Arbor Networks, meanwhile, looked inside the Mirai botnet and found varied capabilities at the disposal of those who are renting it. The platform is customizable, and can be dialed in to deliver UDP, SYN and ACK flooding attacks as well as DDoS attacks against the application layer (HTTP) and DNS Pseudo Random Label Prepending Attacks known as DNS Water Torture Attacks. The original Mirai botnet boasts between 500,000 and 550,000 nodes and can be segmented to attack multiple targets simultaneously.
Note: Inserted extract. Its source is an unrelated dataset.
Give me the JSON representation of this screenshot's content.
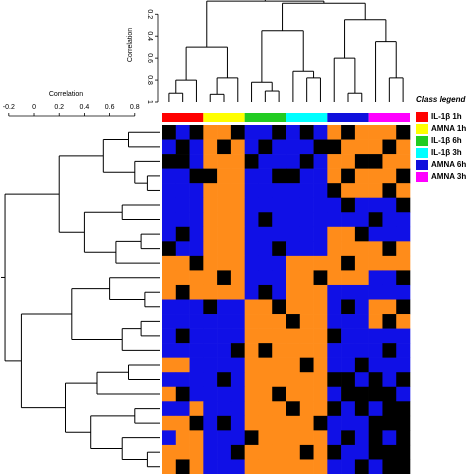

“With a lot of booter and stresser services with these DDoS-for-hire botnets, many have the capability to vary the attack traffic a great deal, but that’s usually not available to ordinary users,” said Roland Dobbins, principal engineer at Arbor Networks. “You have to have special access to do that. With Mirai, all that power and all that configurability is available to users.
“It could be a differentiator that the Mirai folks are using,” Dobbins offered as an explanation as to why. ” ‘Hey, we have a botnet that has multiple attack nodes and a high degree of customizability available.’ It could be a selling point.”
While the cost to rent Mirai is unknown, the economics favor the attacker by a longshot, Dobbins said.
“It takes a small amount of money to launch attacks. It costs defensive organizations a significant amount of money in tangible and intangible costs to mitigate these attacks.”
Experts believe the Dyn DDoS attack is the work of script kiddies and rules out nation-state participation.
“DDoS is the great equalizer between threat actor groups and nation states,” Dobbins said. “Nation states are just another player when it comes to DDoS attacks.”